Linear Regression Notes
1, find the objective/loss/penalty function in accordance with a given scenario
In linear regression, our goal is to predict a target value y given a vector of input values, say x. Suppose we have a function f which satisfies f(x) = y, or f(x) is very close to y.Naturally, the difference between f(x) and y should be very close to 0. With that said, our goal is to minimize
f(x) - y
Most of the time, we have a lot of x's(training set); and we can denote these as x1,x2,...,xn. Accordingly, we have y1, y2,all the way to yn. And we can rewrite our goal as
(f(x1) - y1) + (f(x2) - y2) + ... + (f(xn) - yn)
Mathematically, the difference between f(xi) and yi can either be negative or positive. With that said, if we add all these difference values together, they may cancel each other. Plus, the above function cannot be differentiated well to find the local minimum/maximum point so as to figure out parameters. To make things easier, people use the square form to replace the above function and rewrite it as
((f(x1) - y1)^2 + (f(x2) - y2)^2 + ...+ (f(xn) - yn)^2)
2, try to minimize the objective/loss/penalty function to figure out parameters
Derivative tells us that if a function reaches its minimum or maximum point, its first order derivative value at that point should be 0. The same rule applies to partial derivatives. We can use this to minimize the loss function, and figure out related parameters. But if we have thousands of parameters in function f, it's not that convenient for us to do so. Aha! Gradient descent comes to rescue! Mathematically, the gradient direction is the steepest direction of a function, and if we decrease the function towards the gradient direction, we can reach the said minimum point. This can be drawn from the definition of derivative.
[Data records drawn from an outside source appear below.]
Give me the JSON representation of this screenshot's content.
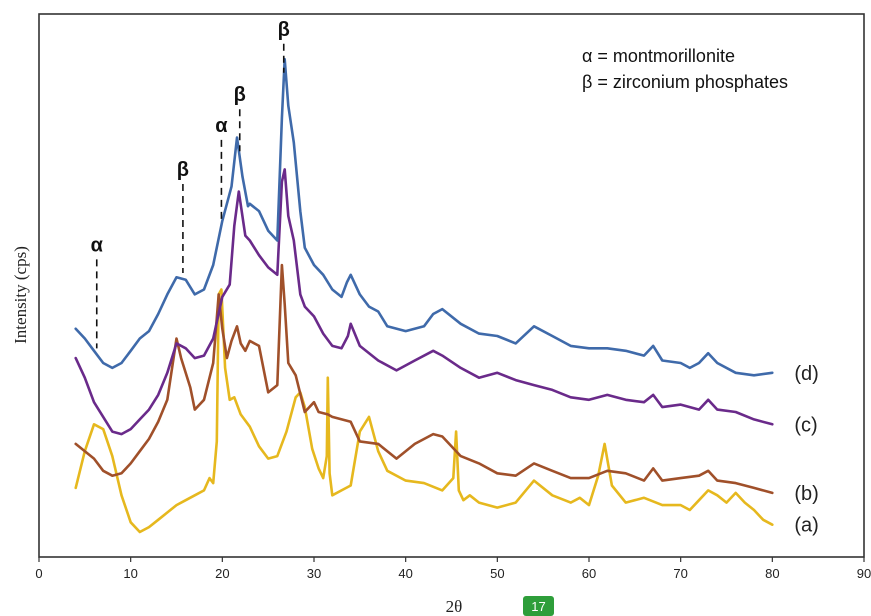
{
  "chart_data": {
    "type": "line",
    "title": "",
    "xlabel": "2θ",
    "ylabel": "Intensity (cps)",
    "xlim": [
      0,
      90
    ],
    "x_ticks": [
      0,
      10,
      20,
      30,
      40,
      50,
      60,
      70,
      80,
      90
    ],
    "y_ticks_shown": false,
    "grid": false,
    "legend": {
      "placement": "top-right",
      "entries": [
        "α = montmorillonite",
        "β = zirconium phosphates"
      ]
    },
    "series": [
      {
        "name": "(a)",
        "color": "#e6b81e",
        "points": [
          [
            4,
            9
          ],
          [
            5,
            24
          ],
          [
            6,
            35
          ],
          [
            7,
            33
          ],
          [
            8,
            22
          ],
          [
            9,
            6
          ],
          [
            10,
            -5
          ],
          [
            11,
            -9
          ],
          [
            12,
            -7
          ],
          [
            13,
            -4
          ],
          [
            14,
            -1
          ],
          [
            15,
            2
          ],
          [
            16,
            4
          ],
          [
            17,
            6
          ],
          [
            18,
            8
          ],
          [
            18.6,
            13
          ],
          [
            19,
            11
          ],
          [
            19.4,
            28
          ],
          [
            19.6,
            88
          ],
          [
            19.9,
            90
          ],
          [
            20.3,
            58
          ],
          [
            20.8,
            45
          ],
          [
            21.3,
            46
          ],
          [
            22,
            39
          ],
          [
            23,
            34
          ],
          [
            24,
            26
          ],
          [
            25,
            21
          ],
          [
            26,
            22
          ],
          [
            27,
            32
          ],
          [
            28,
            46
          ],
          [
            28.5,
            48
          ],
          [
            29,
            42
          ],
          [
            29.8,
            25
          ],
          [
            30.5,
            17
          ],
          [
            31,
            13
          ],
          [
            31.4,
            22
          ],
          [
            31.5,
            54
          ],
          [
            31.7,
            15
          ],
          [
            32,
            6
          ],
          [
            33,
            8
          ],
          [
            34,
            10
          ],
          [
            35,
            32
          ],
          [
            36,
            38
          ],
          [
            37,
            24
          ],
          [
            38,
            16
          ],
          [
            40,
            12
          ],
          [
            42,
            11
          ],
          [
            44,
            8
          ],
          [
            45.2,
            13
          ],
          [
            45.5,
            32
          ],
          [
            45.8,
            8
          ],
          [
            46.3,
            4
          ],
          [
            47,
            6
          ],
          [
            48,
            3
          ],
          [
            50,
            1
          ],
          [
            52,
            3
          ],
          [
            54,
            12
          ],
          [
            56,
            6
          ],
          [
            58,
            3
          ],
          [
            59,
            5
          ],
          [
            60,
            2
          ],
          [
            61,
            14
          ],
          [
            61.7,
            27
          ],
          [
            62.5,
            10
          ],
          [
            64,
            3
          ],
          [
            66,
            5
          ],
          [
            68,
            2
          ],
          [
            70,
            2
          ],
          [
            71,
            0
          ],
          [
            72,
            4
          ],
          [
            73,
            8
          ],
          [
            74,
            6
          ],
          [
            75,
            3
          ],
          [
            76,
            7
          ],
          [
            77,
            3
          ],
          [
            78,
            0
          ],
          [
            79,
            -4
          ],
          [
            80,
            -6
          ]
        ]
      },
      {
        "name": "(b)",
        "color": "#a0502a",
        "points": [
          [
            4,
            27
          ],
          [
            6,
            21
          ],
          [
            7,
            16
          ],
          [
            8,
            14
          ],
          [
            9,
            15
          ],
          [
            10,
            19
          ],
          [
            11,
            24
          ],
          [
            12,
            29
          ],
          [
            13,
            36
          ],
          [
            14,
            45
          ],
          [
            15,
            70
          ],
          [
            15.5,
            62
          ],
          [
            16.5,
            50
          ],
          [
            17,
            41
          ],
          [
            18,
            45
          ],
          [
            19,
            60
          ],
          [
            19.6,
            88
          ],
          [
            20,
            74
          ],
          [
            20.5,
            62
          ],
          [
            21,
            69
          ],
          [
            21.6,
            75
          ],
          [
            22,
            68
          ],
          [
            22.5,
            65
          ],
          [
            23,
            69
          ],
          [
            24,
            67
          ],
          [
            25,
            48
          ],
          [
            26,
            51
          ],
          [
            26.5,
            100
          ],
          [
            26.8,
            84
          ],
          [
            27.2,
            60
          ],
          [
            28,
            55
          ],
          [
            29,
            40
          ],
          [
            30,
            44
          ],
          [
            30.5,
            40
          ],
          [
            31.5,
            39
          ],
          [
            32,
            38
          ],
          [
            34,
            36
          ],
          [
            35,
            28
          ],
          [
            37,
            27
          ],
          [
            39,
            21
          ],
          [
            41,
            27
          ],
          [
            43,
            31
          ],
          [
            44,
            30
          ],
          [
            46,
            22
          ],
          [
            48,
            19
          ],
          [
            50,
            15
          ],
          [
            52,
            14
          ],
          [
            54,
            19
          ],
          [
            56,
            16
          ],
          [
            58,
            13
          ],
          [
            60,
            13
          ],
          [
            62,
            16
          ],
          [
            64,
            15
          ],
          [
            66,
            12
          ],
          [
            67,
            17
          ],
          [
            68,
            12
          ],
          [
            70,
            13
          ],
          [
            72,
            14
          ],
          [
            73,
            16
          ],
          [
            74,
            12
          ],
          [
            76,
            11
          ],
          [
            78,
            9
          ],
          [
            80,
            7
          ]
        ]
      },
      {
        "name": "(c)",
        "color": "#6a2a8a",
        "points": [
          [
            4,
            62
          ],
          [
            5,
            54
          ],
          [
            6,
            44
          ],
          [
            7,
            38
          ],
          [
            8,
            32
          ],
          [
            9,
            31
          ],
          [
            10,
            33
          ],
          [
            11,
            37
          ],
          [
            12,
            41
          ],
          [
            13,
            47
          ],
          [
            14,
            56
          ],
          [
            15,
            68
          ],
          [
            16,
            66
          ],
          [
            17,
            62
          ],
          [
            18,
            63
          ],
          [
            19,
            70
          ],
          [
            20,
            87
          ],
          [
            20.8,
            92
          ],
          [
            21.3,
            116
          ],
          [
            21.8,
            130
          ],
          [
            22.5,
            112
          ],
          [
            23,
            110
          ],
          [
            24,
            104
          ],
          [
            25,
            99
          ],
          [
            26,
            96
          ],
          [
            26.5,
            134
          ],
          [
            26.8,
            139
          ],
          [
            27.2,
            120
          ],
          [
            27.8,
            110
          ],
          [
            28.5,
            88
          ],
          [
            29,
            83
          ],
          [
            30,
            79
          ],
          [
            31,
            72
          ],
          [
            32,
            67
          ],
          [
            33,
            66
          ],
          [
            33.7,
            71
          ],
          [
            34,
            76
          ],
          [
            35,
            67
          ],
          [
            37,
            61
          ],
          [
            39,
            57
          ],
          [
            41,
            61
          ],
          [
            43,
            65
          ],
          [
            44,
            63
          ],
          [
            46,
            58
          ],
          [
            48,
            54
          ],
          [
            50,
            56
          ],
          [
            52,
            53
          ],
          [
            54,
            51
          ],
          [
            56,
            49
          ],
          [
            58,
            46
          ],
          [
            60,
            45
          ],
          [
            62,
            47
          ],
          [
            64,
            45
          ],
          [
            66,
            44
          ],
          [
            67,
            47
          ],
          [
            68,
            42
          ],
          [
            70,
            43
          ],
          [
            72,
            41
          ],
          [
            73,
            45
          ],
          [
            74,
            41
          ],
          [
            76,
            40
          ],
          [
            78,
            37
          ],
          [
            80,
            35
          ]
        ]
      },
      {
        "name": "(d)",
        "color": "#3f6aaa",
        "points": [
          [
            4,
            74
          ],
          [
            5,
            70
          ],
          [
            6,
            65
          ],
          [
            7,
            60
          ],
          [
            8,
            58
          ],
          [
            9,
            60
          ],
          [
            10,
            65
          ],
          [
            11,
            70
          ],
          [
            12,
            73
          ],
          [
            13,
            80
          ],
          [
            14,
            88
          ],
          [
            15,
            95
          ],
          [
            16,
            94
          ],
          [
            17,
            88
          ],
          [
            18,
            90
          ],
          [
            19,
            100
          ],
          [
            20,
            118
          ],
          [
            21,
            132
          ],
          [
            21.6,
            152
          ],
          [
            22.2,
            136
          ],
          [
            22.8,
            124
          ],
          [
            23,
            125
          ],
          [
            24,
            122
          ],
          [
            25,
            114
          ],
          [
            26,
            110
          ],
          [
            26.5,
            160
          ],
          [
            26.8,
            184
          ],
          [
            27.2,
            165
          ],
          [
            27.8,
            150
          ],
          [
            28.5,
            122
          ],
          [
            29,
            107
          ],
          [
            30,
            100
          ],
          [
            31,
            96
          ],
          [
            32,
            90
          ],
          [
            33,
            87
          ],
          [
            33.6,
            93
          ],
          [
            34,
            96
          ],
          [
            35,
            88
          ],
          [
            36,
            83
          ],
          [
            37,
            81
          ],
          [
            38,
            75
          ],
          [
            40,
            73
          ],
          [
            42,
            75
          ],
          [
            43,
            80
          ],
          [
            44,
            82
          ],
          [
            46,
            76
          ],
          [
            48,
            72
          ],
          [
            50,
            71
          ],
          [
            52,
            68
          ],
          [
            54,
            75
          ],
          [
            56,
            71
          ],
          [
            58,
            67
          ],
          [
            60,
            66
          ],
          [
            62,
            66
          ],
          [
            64,
            65
          ],
          [
            66,
            63
          ],
          [
            67,
            67
          ],
          [
            68,
            61
          ],
          [
            70,
            60
          ],
          [
            71,
            58
          ],
          [
            72,
            60
          ],
          [
            73,
            64
          ],
          [
            74,
            60
          ],
          [
            76,
            56
          ],
          [
            78,
            55
          ],
          [
            80,
            56
          ]
        ]
      }
    ],
    "peak_markers": [
      {
        "label": "α",
        "x": 6.3
      },
      {
        "label": "β",
        "x": 15.7
      },
      {
        "label": "α",
        "x": 19.9
      },
      {
        "label": "β",
        "x": 21.9
      },
      {
        "label": "β",
        "x": 26.7
      }
    ]
  },
  "badge": "17"
}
3, test the final function to overcome both under-fitting and over-fitting and try to make the algorithm more general
Our parameters are to be figured out using the above mentioned techniques on the training set. The training set may be sampled noisily. And this may impact our parameters. As a result, our model may fit the training set well, but cannot fit unseen data. To avoid this, we have to split our data into training set and test set, and use penalty term in our function to avoid overfitting and things alike.